Imperial Hobby Productions
1/700 USS Montana BB-67 1941/43 Fit

Reviewed by Sean Hert

The Montana class were designed for the US Navy as a classic slow battleship counterpart to the Iowa class fast battleships. They would have had larger, different hulls from the Iowas, with extra length and width to accommodate an extra triple 16" turret, heavier armor and a better anti-torpedo protection system. A lower speed of 27kts was accepted as the Montanas were intended for the battle line, whereas the Iowas were intended as carrier escorts. They would have displaced 56,000 tons empty and measured 925' in length. Five Montanas- Montana, Ohio, Maine, New Hampshire and Louisiana (BB 67-71 respectively) were planned, but all were cancelled in 1943 in favor of more aircraft carriers. Interestingly, their greater beam would have prevented them from using the Panama Canal, and a planned set of new 140ft wide locks was also cancelled with the battleships.

IHP has released a waterline resin kit of USS Montana BB-67, based on the final design characteristics of June 1942. The kit includes extra anti-aircraft guns and radars to adjust the fit to projected estimates later in the war.


The waterlined hull is cast as one single piece, with most of the superstructure and deck fittings molded in place, with the top of the armor belt showing above the waterline. The hull is flat, with no hogging or bowing. There is slight tissue flash around the edge of the hull, which itself has a slight texture molded in. There are a few spots of flash from what appears to be mold damage along the edge of the deck, which should prove to be little challenge to most modelers.

The decks have wood planking molded in, bollards, chocks and many of the waterproof deck vents. The mold on 01 level as indicators for placing the superstructure parts later in the build- a feature I like on resin kits.

This hull measures out to a waterline length of 15.25", with a 2.16" beam. This is spot on for length, and about .1" too wide.


The resin parts for Montana are packaged in a four plastic bags. These resin parts are either cast on wafers or on a thickish sprue, out of grey resin. These parts are all crisp and detailed, but there are a few scattered casting flaws; an air bubble here, or incompletely cast part there.

The first of these bags contains the multiple 20mm galleries for the main deck and superstructure, the main bridge and armored citadel, the Mk38 main directors and the forward stack.

This next bag has the 12 16"/50 gun barrels, 40 40mm gun tubs, cranes and aircraft catapults. The gun barrels are cast with the blast bag bloomers in place. Each of the gun tubs has a nicely textured floor, and well-shaped splinter shields.

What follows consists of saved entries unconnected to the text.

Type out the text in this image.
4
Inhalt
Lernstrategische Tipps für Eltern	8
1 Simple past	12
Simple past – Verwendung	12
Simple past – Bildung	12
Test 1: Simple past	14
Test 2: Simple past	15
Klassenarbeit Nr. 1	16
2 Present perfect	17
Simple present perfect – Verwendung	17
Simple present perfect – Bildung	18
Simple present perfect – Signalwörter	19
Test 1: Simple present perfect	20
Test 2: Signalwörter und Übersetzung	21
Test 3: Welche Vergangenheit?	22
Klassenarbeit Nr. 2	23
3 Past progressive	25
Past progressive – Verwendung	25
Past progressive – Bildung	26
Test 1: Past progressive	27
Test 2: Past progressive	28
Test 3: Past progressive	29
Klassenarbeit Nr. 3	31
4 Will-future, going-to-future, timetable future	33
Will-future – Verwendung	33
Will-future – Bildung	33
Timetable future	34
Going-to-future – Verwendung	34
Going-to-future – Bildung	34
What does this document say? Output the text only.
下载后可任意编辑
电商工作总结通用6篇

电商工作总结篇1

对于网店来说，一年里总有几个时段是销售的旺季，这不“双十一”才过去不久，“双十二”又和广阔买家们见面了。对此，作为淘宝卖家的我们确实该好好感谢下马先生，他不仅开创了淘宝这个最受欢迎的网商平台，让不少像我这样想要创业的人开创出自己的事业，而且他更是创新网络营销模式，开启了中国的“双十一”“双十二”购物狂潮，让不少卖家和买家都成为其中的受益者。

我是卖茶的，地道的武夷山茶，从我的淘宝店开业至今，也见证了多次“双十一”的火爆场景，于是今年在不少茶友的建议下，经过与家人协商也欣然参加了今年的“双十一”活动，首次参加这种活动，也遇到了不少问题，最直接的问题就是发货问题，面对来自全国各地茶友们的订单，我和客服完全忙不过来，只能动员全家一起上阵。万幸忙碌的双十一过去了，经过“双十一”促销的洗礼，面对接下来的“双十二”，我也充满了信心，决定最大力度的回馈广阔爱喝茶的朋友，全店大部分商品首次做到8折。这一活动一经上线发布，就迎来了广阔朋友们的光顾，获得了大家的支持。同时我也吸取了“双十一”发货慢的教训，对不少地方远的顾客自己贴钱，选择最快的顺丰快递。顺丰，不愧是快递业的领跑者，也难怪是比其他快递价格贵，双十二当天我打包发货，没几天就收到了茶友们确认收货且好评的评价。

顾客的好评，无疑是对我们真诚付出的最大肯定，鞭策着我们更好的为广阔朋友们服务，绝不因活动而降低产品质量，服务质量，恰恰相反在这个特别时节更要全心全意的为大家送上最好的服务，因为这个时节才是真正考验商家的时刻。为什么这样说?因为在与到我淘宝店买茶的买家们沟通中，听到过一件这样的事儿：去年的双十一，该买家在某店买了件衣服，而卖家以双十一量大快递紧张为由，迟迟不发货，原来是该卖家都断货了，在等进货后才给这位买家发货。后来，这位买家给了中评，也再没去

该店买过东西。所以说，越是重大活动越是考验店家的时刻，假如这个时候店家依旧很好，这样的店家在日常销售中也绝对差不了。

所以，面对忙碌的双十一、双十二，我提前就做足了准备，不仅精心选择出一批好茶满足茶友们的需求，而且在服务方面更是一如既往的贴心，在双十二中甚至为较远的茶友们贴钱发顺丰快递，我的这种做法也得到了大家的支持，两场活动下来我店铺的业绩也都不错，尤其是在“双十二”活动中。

The third bag of parts is larger than the rest, holding more superstructure parts and the second stack, as well as the main battery turrets and the 5"/54 gunhouses. The main turrets have rivet detail molded on the roof of each. The detail is somewhat inconsistent; it is sharper and more defined on some turrets than others. The twin 5"/54 gunhouses appear to be normal 5"/38 gunhouses; I am unsure if the twin 5"/54 mount ever reached final design, and if it did, did it differed greatly from the 5"/38.

The final bag of parts is full of the smaller detail bits needed to fill out the rest of the model. Rows and rows of quad 40mm Bofors guns and bases, life rafts, AA directors, searchlights, 20mm Oerlikons, radars, anchors and paravanes. Many of these parts appear to be copies from Tamiya Missouri kit.


Montana has a few metal parts; the 5"/54 gun barrels and the parts to build 2 SC-1 Seahawk floatplanes.


There are no photoetch frets included in this kit; IHP has a few Tom's Modelworks USN WW2 BB PE sets available.


There are no brass barrels included, but there are a limited supply of 16" brass gun barrels available from IHP.


There are no decals included with this kit.


Montana includes 4 pages of drawn instructions. The first page covers the history of Montana, a symbol legend and a parts list with illustration. There are 10 multi-part steps to building this kit. Each step has a hand-drawn, isometric styled image to show assembly.


This kit from IHP should be a fun build, and another dream come true for the "Whiffer" (What-If-Er) crowd. While some parts may have some small defects, IHP includes plenty of spares to cover losses do to shipping or miscasts. IHP has never shied away from catering to the interests of this sector of the ship building market, and this latest kit is a great addition to that pedigree.

Montana has a list price of $155.00 USD, and is available direct from Imperial Hobby Productions, as well as some of our sponsors. This initial production run has already sold out at IHP, but might be available through some retailers. Our thanks to IHP for this review sample.